Puck, the knavish sprite from A Midsummer's Night Dream, poses with a prodigious pen over the doorway to what was once, at 295 Lafayette Street, headquarters of Puck, the nation's first humor magazine.

This gold-leafed composition by Augustus Saint-Gaudens of William Tecumseh Sherman is losing some of its luster because of weathering and the large number of pigeons "resting" on the monument, in Grand Army Plaza at Fifth Avenue and 59th Street. In her hand a palm branch signifying peace, Nike, winged goddess of victory, leads the general and his lively steed.
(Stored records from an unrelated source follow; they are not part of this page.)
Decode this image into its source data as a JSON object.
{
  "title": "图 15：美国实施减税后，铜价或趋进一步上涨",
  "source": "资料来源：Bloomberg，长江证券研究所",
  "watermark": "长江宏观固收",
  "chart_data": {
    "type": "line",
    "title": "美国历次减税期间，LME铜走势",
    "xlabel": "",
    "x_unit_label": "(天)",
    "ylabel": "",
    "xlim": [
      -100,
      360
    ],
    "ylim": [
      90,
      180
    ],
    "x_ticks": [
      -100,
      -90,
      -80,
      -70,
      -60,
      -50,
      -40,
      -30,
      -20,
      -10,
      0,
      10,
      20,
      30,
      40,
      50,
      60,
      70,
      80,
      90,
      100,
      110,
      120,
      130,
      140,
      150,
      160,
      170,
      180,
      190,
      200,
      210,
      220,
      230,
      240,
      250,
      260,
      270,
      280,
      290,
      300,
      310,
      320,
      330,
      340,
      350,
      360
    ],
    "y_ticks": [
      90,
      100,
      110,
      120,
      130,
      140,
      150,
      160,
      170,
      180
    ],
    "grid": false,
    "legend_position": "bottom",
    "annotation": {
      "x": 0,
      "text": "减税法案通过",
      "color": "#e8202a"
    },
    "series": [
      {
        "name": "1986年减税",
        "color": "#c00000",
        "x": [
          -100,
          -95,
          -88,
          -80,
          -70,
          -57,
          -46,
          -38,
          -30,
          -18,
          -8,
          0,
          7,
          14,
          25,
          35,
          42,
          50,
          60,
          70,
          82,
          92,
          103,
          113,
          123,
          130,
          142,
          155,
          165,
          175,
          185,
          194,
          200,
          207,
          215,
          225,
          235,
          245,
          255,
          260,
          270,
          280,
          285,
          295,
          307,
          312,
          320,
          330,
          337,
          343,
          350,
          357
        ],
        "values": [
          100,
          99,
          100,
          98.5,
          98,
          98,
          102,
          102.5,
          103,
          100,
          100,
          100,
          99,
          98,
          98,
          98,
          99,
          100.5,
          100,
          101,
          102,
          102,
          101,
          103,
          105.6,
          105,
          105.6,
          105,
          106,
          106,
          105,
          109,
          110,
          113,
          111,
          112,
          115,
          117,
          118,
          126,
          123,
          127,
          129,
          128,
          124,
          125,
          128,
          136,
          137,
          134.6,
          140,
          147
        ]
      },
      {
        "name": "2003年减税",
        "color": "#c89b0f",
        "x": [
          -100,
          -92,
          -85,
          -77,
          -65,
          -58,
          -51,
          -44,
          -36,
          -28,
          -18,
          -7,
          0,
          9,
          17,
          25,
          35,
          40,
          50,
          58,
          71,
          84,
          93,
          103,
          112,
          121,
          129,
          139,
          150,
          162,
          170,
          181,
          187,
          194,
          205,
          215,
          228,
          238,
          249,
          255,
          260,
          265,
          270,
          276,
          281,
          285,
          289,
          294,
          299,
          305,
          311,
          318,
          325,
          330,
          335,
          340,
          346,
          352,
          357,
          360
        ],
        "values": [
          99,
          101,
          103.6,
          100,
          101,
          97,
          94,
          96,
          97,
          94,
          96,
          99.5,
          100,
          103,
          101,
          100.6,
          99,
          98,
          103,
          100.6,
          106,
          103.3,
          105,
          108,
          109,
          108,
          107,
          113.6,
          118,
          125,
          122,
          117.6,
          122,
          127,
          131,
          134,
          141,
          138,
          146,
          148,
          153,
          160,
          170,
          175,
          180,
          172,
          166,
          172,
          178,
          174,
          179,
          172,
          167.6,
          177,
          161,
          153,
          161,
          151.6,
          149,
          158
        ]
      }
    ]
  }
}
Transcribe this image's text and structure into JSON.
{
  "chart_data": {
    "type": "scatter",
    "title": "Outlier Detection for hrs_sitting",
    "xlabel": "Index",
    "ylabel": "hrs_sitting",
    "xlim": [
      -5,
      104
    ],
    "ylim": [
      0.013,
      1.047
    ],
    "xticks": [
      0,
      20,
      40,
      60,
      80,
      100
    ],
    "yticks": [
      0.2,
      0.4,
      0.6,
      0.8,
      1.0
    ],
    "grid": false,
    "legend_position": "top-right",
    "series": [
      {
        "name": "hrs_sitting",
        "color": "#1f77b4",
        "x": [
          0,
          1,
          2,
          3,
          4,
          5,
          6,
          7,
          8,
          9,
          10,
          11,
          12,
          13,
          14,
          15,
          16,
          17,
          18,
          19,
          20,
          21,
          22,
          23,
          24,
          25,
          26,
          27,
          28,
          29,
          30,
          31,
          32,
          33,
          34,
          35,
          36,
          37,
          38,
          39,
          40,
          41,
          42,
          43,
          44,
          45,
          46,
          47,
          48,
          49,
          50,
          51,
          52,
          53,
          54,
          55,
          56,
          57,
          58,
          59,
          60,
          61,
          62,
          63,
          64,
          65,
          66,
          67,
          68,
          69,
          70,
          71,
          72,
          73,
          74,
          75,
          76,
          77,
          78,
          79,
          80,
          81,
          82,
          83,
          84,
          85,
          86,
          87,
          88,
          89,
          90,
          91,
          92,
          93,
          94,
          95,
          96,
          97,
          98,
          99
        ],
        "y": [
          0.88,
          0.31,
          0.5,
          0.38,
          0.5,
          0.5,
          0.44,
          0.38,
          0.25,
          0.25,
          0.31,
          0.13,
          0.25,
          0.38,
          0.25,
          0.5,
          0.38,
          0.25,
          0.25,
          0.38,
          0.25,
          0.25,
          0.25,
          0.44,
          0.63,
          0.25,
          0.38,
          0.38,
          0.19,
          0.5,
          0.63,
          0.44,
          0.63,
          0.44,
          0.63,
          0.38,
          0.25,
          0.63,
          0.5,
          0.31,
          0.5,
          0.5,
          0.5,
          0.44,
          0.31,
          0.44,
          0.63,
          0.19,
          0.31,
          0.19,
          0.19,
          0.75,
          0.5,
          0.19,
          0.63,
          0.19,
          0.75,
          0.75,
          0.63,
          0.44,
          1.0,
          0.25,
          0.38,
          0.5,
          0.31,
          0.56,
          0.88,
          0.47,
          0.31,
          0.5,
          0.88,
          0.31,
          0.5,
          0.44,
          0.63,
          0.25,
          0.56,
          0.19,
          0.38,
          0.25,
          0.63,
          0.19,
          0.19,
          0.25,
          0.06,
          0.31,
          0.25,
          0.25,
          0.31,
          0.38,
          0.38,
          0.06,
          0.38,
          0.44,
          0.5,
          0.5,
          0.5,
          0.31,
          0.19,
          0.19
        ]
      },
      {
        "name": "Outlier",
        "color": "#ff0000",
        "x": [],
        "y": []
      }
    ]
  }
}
 It is a falsehood that Washington Irving lived at 122 East 17th Street, address of the edifice to which this plaque is attached. The circa-1845 house was actually built for the writer's nephew, John T. Irving, and though Washington Irving was indeed a frequent visitor, his country estate Sunnyside in Tarrytown, N.Y., was home. 

 In defiance of Zeus, Prometheus gifted mortals on Earth (represented by the mountain-like base) with fire from the heavens (symbolized by the ring of zodiac signs). For this no-no, Zeus  punished the Titan by having him bound to a rock where a fearsome eagle feasted upon his liver only for it to regenerate and be re-devoured the next day ad infinitum--an aspect of the myth omitted from this 1934 Paul Manship sculpture, the focal point of Rockefeller Center.

 On the porch railing of the Players Club, 16 Gramercy Park South, are figures representing comedy and tragedy.  

  The bust above the Art Deco entrance of the Brill Building at 1619 Broadway is of Alan E. Lefcourt, the building-developer's son, who died in 1930, age 17. Composed in this homestead of music industry offices and studios were standards like "The Look of Love" by Burt Bacharach and Hal David, "The Loco-Motion" by Gerry Goffin and Carole King and "Calendar Girl" by Neil Sekada and Howard Greenfield.